Norwegian fish farm company

SalMar ASA is a Norwegian fish farm company and one of the world's largest producers of farmed salmon. The company's main activities include marine-phase farming, broodfish and smolt production, processing and sale of farmed salmon. It holds 100 licenses for production of Atlantic salmon in Norway, located in Trøndelag, Nordmøre and, through its subsidiary Senja Sjøfarm AS, Troms. It also owns 50% of Norskott Havbruk which operates fish farms as Scottish Sea Farms. The company is based in Frøya Municipality and is listed on the Oslo Stock Exchange since 2007. The company was founded in 1991, its main shareholder is today the founder's son Gustav Magnar Witzøe.
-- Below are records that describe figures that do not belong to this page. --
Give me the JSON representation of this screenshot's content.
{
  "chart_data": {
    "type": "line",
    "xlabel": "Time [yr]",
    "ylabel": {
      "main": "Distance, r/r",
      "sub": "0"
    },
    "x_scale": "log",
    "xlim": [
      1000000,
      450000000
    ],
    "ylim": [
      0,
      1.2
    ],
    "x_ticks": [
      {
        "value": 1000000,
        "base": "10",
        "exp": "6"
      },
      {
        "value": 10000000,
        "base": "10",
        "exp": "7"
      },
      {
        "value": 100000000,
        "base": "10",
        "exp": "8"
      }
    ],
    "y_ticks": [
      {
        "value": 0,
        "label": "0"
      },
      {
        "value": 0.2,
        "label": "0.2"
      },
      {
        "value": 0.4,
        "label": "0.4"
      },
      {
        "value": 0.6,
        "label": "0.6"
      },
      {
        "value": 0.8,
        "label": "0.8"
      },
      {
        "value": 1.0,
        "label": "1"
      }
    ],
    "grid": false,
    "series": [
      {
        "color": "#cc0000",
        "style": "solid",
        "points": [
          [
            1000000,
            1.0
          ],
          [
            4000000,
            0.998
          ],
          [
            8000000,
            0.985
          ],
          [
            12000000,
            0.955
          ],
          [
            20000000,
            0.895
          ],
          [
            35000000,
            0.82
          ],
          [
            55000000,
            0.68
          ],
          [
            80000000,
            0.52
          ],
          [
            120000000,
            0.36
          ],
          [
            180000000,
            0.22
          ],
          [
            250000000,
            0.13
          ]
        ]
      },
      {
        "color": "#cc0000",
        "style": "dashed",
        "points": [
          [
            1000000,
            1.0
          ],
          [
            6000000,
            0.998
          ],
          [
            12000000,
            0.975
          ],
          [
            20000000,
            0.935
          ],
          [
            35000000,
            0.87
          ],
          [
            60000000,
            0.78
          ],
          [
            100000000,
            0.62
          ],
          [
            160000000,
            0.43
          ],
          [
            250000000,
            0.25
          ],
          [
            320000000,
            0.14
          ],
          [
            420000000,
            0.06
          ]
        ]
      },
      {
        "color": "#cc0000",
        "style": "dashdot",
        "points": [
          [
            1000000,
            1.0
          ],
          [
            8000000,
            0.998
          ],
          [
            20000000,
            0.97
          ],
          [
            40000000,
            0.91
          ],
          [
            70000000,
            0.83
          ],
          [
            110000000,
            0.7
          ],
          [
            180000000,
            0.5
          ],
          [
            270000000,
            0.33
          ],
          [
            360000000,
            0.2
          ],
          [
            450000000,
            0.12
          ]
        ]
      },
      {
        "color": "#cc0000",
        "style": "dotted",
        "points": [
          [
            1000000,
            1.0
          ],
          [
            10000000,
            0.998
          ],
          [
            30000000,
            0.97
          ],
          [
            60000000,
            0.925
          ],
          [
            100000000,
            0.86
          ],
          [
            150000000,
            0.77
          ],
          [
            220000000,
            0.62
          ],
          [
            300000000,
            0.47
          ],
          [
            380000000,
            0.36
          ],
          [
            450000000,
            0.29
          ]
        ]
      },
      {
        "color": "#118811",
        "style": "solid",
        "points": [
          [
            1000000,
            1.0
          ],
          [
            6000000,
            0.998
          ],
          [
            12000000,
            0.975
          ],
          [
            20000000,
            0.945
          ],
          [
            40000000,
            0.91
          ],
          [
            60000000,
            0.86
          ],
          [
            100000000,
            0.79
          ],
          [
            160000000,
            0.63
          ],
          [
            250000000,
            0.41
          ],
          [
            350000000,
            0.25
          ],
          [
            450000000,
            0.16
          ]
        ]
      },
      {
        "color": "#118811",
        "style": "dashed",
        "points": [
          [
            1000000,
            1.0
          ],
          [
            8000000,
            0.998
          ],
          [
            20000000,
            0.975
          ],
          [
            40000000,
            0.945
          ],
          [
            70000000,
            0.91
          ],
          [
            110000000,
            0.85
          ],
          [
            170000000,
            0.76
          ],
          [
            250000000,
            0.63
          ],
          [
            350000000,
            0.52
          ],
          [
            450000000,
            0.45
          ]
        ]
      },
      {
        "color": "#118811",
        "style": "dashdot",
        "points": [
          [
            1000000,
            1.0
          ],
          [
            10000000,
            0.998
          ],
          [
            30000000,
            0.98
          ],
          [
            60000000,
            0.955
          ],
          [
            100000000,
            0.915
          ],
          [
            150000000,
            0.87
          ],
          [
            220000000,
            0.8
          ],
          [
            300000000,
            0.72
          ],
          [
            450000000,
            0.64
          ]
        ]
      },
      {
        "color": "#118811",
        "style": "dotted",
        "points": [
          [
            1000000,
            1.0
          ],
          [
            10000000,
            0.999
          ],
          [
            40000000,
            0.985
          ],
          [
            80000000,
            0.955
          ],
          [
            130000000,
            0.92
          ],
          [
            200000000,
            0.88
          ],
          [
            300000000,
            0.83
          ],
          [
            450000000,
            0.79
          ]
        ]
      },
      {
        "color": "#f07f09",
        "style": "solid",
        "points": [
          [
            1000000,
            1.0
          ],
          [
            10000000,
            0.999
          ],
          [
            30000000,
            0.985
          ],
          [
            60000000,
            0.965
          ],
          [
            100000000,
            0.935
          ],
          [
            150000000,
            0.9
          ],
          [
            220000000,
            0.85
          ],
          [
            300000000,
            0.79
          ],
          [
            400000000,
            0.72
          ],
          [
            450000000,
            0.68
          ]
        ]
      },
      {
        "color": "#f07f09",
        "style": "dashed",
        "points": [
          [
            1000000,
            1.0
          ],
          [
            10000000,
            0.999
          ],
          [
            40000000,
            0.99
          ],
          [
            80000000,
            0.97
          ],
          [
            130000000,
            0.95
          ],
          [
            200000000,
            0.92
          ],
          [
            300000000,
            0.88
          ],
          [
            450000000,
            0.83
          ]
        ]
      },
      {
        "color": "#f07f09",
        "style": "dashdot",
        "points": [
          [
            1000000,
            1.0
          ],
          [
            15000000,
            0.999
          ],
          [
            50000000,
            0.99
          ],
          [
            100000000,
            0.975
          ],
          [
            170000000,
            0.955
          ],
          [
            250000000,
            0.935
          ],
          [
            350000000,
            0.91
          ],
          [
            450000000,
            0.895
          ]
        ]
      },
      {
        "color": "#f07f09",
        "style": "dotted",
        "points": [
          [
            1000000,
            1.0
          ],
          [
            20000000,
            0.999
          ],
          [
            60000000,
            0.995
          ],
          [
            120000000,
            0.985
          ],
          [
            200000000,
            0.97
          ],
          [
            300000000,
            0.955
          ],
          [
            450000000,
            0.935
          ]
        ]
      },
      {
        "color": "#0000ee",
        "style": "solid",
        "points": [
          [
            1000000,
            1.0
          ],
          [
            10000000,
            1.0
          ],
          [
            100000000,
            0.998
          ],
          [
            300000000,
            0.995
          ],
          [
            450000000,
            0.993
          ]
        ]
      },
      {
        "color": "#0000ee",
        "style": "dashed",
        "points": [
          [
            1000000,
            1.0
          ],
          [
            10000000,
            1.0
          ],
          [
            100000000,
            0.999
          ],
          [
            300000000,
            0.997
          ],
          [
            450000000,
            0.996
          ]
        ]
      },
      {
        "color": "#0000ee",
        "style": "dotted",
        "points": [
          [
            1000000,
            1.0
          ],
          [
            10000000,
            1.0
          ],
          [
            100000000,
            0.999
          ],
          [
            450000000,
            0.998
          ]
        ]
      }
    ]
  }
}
SalMar sells farmed salmon across Asia, the United States, Canada, Russia and Norway.

==Offshore fish farming==
SalMar created an offshore fish farm pilot project called Ocean Farm 1. This farm has operated off the coast of the island of Frøya since 2017. It was towed back to a shipyard in 2022 for some improvements and repairs then returned to its original location. It uses a structure 69 meters tall & 110 meters in diameter with a volume of 250,000 cubic meters to produce around 6000 tonnes a year of salmon.

The company plans a Smart Fish Farm with a larger 22.7 tonne per year production capacity.